Re: [RFC/PATCH 0/5 v2] mtd:ubi: Read disturb and Data retention handling

All of lore.kernel.org
 help / color / mirror / Atom feed

From: Richard Weinberger <richard@nod.at>
To: Tanya Brokhman <tlinder@codeaurora.org>, dedekind1@gmail.com
Cc: linux-mtd@lists.infradead.org, linux-arm-msm@vger.kernel.org,
	jlauruhn@micron.com
Subject: Re: [RFC/PATCH 0/5 v2] mtd:ubi: Read disturb and Data retention handling
Date: Tue, 11 Nov 2014 22:39:19 +0100	[thread overview]
Message-ID: <54628207.5030205@nod.at> (raw)
In-Reply-To: <54627350.9080509@codeaurora.org>

Tanya,

Am 11.11.2014 um 21:36 schrieb Tanya Brokhman:
> Hi Artem,
> 
> Hope I didn't drop any ccs this time... Sorry about that. Not on purpose.
> 
> On 11/7/2014 10:58 AM, Artem Bityutskiy wrote:
>> On Thu, 2014-11-06 at 14:16 +0200, Tanya Brokhman wrote:
>>> What I'm trying to say - it
>>> may be too late and you may lose data here. "preferred to prevent rather
>>> than cure".
>>
>> First of all, just to clarify, I do not have a goal of turning down your
>> patches. I just want to understand why this is the best design, and if
>> it is helpful to all Linux MTD users.
>>
>> Modern flashes have strong ECC codes protecting against many bit-flips.
>> MTD even was modified to stop reporting about a single or few bit-flips,
>> because those happen too often and they are "harmless", and do not
>> require scrubbing. We have the threshold value in MTD for this, which is
>> configurable, of course.
>>
>> Bit-flips develop slowly over time. If you get one more bit-flips, it is
>> not too late yet. You can mitigate the "too late" part by reading more
>> often of course.
>>
>> You also may lower the bit-flip threshold when reading for scrubbing.
>>
>> Could you try to "sell" your design in a way that it becomes clear why
>> it is better than just reading the entire flash periodically.
> 
> Please see my "selling" bellow :)
> 
>  Some hard
>> experimental data would be preferable.
> 
> Unfortunately none. This is done for a new device that we received just now. The development was done on a virtual machine with nandsim. Testing was more of stability and regression
> 
>>
>> The advantages of the "read all periodically" approach were:
>>
>> 1. Simple, no modifications needed
>> 2. No need to write if the media is read-only, except when scrubbing
>> happens.
>> 3. Should cover all the NAND effects, including the "radiation" one.
> 
> Disadvantages (as I see it):
> 1. performance hit: when do you trigger the "read-all"? will effect performance

Only a stupid implementation will re-read/scrub all PEBs at once.
We can use a low priority thread. We can do this even in userspace.

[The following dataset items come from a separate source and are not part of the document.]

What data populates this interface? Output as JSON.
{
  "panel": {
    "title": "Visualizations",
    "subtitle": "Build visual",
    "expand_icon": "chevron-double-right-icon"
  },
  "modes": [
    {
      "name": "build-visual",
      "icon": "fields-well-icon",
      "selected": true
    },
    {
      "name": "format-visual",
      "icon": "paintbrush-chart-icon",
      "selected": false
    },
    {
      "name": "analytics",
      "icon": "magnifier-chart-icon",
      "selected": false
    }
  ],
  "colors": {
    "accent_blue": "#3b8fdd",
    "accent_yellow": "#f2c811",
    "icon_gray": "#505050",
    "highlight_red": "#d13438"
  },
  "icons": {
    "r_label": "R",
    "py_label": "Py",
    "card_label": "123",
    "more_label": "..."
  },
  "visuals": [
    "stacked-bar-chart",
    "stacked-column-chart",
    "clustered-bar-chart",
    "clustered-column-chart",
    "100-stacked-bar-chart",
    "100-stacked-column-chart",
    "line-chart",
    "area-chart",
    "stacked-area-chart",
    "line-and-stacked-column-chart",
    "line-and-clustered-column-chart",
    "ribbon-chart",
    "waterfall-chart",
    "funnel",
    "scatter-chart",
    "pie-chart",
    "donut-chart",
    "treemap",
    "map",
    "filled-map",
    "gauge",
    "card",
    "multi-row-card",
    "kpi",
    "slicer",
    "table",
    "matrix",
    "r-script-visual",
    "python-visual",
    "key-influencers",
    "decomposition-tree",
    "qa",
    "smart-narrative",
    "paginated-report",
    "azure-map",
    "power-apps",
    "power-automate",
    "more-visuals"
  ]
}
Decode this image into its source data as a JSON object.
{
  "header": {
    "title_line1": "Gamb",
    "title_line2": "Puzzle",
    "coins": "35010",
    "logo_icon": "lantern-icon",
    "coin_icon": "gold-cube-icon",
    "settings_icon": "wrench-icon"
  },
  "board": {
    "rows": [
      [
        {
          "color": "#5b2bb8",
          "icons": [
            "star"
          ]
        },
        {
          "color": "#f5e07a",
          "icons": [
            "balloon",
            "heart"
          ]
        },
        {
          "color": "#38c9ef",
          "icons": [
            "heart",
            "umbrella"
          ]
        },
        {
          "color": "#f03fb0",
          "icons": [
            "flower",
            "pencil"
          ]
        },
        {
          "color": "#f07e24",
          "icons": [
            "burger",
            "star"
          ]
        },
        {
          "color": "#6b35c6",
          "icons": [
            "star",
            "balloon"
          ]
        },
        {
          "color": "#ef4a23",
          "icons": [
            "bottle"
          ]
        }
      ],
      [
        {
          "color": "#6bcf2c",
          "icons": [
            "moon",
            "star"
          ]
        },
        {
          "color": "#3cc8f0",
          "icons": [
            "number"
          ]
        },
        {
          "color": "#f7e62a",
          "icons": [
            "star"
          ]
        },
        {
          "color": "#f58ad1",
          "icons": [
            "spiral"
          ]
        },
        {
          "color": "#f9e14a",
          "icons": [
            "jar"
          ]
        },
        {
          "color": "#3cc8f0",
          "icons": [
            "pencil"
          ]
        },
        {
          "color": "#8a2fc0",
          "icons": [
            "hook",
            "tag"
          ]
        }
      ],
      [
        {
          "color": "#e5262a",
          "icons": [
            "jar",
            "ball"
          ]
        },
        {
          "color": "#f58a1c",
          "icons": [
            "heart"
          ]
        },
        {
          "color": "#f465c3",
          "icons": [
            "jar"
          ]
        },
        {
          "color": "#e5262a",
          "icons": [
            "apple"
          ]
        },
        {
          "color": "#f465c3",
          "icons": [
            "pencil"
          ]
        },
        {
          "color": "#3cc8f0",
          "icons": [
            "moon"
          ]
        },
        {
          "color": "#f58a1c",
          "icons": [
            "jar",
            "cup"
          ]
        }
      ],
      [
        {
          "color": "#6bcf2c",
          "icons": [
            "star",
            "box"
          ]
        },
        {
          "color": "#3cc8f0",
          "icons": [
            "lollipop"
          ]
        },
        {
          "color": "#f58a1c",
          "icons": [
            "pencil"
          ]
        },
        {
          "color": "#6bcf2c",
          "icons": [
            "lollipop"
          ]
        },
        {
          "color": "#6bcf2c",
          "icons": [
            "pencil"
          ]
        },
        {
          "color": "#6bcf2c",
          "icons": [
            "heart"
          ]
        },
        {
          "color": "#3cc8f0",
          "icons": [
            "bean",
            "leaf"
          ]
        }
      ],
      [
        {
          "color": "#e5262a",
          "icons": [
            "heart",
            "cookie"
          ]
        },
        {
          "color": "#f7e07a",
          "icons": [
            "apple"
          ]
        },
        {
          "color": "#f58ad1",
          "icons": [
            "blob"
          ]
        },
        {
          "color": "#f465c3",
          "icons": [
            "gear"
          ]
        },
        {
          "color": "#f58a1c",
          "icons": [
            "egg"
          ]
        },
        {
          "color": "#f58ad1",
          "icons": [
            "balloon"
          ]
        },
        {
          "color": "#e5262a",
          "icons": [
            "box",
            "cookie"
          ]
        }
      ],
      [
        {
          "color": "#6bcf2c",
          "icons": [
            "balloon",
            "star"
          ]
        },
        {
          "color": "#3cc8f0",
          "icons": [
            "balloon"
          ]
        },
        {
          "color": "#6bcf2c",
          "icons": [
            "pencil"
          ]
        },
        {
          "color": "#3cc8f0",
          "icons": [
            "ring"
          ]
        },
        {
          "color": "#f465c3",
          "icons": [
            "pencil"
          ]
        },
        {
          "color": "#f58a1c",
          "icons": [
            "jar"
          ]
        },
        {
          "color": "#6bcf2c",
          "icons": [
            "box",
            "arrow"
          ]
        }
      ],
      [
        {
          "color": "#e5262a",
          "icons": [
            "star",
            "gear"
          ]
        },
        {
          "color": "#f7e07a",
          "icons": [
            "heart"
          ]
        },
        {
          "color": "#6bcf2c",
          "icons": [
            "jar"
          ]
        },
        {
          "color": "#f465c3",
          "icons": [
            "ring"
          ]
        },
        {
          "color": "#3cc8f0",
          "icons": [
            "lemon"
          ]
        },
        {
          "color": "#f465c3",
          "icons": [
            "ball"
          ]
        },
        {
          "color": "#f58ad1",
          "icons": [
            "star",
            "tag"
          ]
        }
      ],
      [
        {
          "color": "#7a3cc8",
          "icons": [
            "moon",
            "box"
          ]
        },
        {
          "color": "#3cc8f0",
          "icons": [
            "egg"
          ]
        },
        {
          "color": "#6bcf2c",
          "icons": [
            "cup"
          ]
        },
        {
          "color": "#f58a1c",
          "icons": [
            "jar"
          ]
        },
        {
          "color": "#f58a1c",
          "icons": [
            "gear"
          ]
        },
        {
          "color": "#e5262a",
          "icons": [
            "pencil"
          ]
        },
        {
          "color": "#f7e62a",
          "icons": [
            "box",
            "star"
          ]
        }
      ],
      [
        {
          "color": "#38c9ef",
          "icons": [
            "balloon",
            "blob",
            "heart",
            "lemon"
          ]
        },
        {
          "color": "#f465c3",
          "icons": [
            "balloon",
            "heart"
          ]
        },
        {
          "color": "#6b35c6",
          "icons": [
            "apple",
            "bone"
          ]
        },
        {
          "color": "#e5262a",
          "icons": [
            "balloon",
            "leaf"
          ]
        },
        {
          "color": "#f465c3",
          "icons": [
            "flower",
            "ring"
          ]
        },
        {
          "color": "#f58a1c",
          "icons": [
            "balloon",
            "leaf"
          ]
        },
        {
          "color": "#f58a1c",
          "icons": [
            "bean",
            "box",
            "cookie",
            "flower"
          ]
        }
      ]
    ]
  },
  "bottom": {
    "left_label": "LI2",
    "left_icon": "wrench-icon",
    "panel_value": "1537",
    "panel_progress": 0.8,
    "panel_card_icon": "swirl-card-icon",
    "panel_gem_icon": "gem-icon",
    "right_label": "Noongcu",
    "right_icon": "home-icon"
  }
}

> 2. finds bitflips only when they are present instead of preventing them from happening

We can scrub unconditionally.
Even if we scrub every PEB once a week the erase counters won't go up very much.

> Perhaps our design is an overkill for this and not covering 100% of te usecases. But it was requested by our customers to handle read-disturb and data retention specifically (as in
> "prevent" and not just "fix"). This is due to a new NAND device that should operate in high temperature and last for ~15-20 years.
> 
> But we did rethink this and we're dropping the "last erase timestamp" that was used to handle "data retention". We will force-scrub all PEBs once in a while (triggered by user) as
> Richard suggested.
> We're keeping the read counters though. I know that not all "read-disturb" scenarios are covered by this but it's more coverage then we have at the moment. So not 100% perfect
> solution but better then none.
> 
> I will update the implementation and change the fastmap layout (as suggested by Richard earlier) or try using internal UBI volume. Still have some study to do on that...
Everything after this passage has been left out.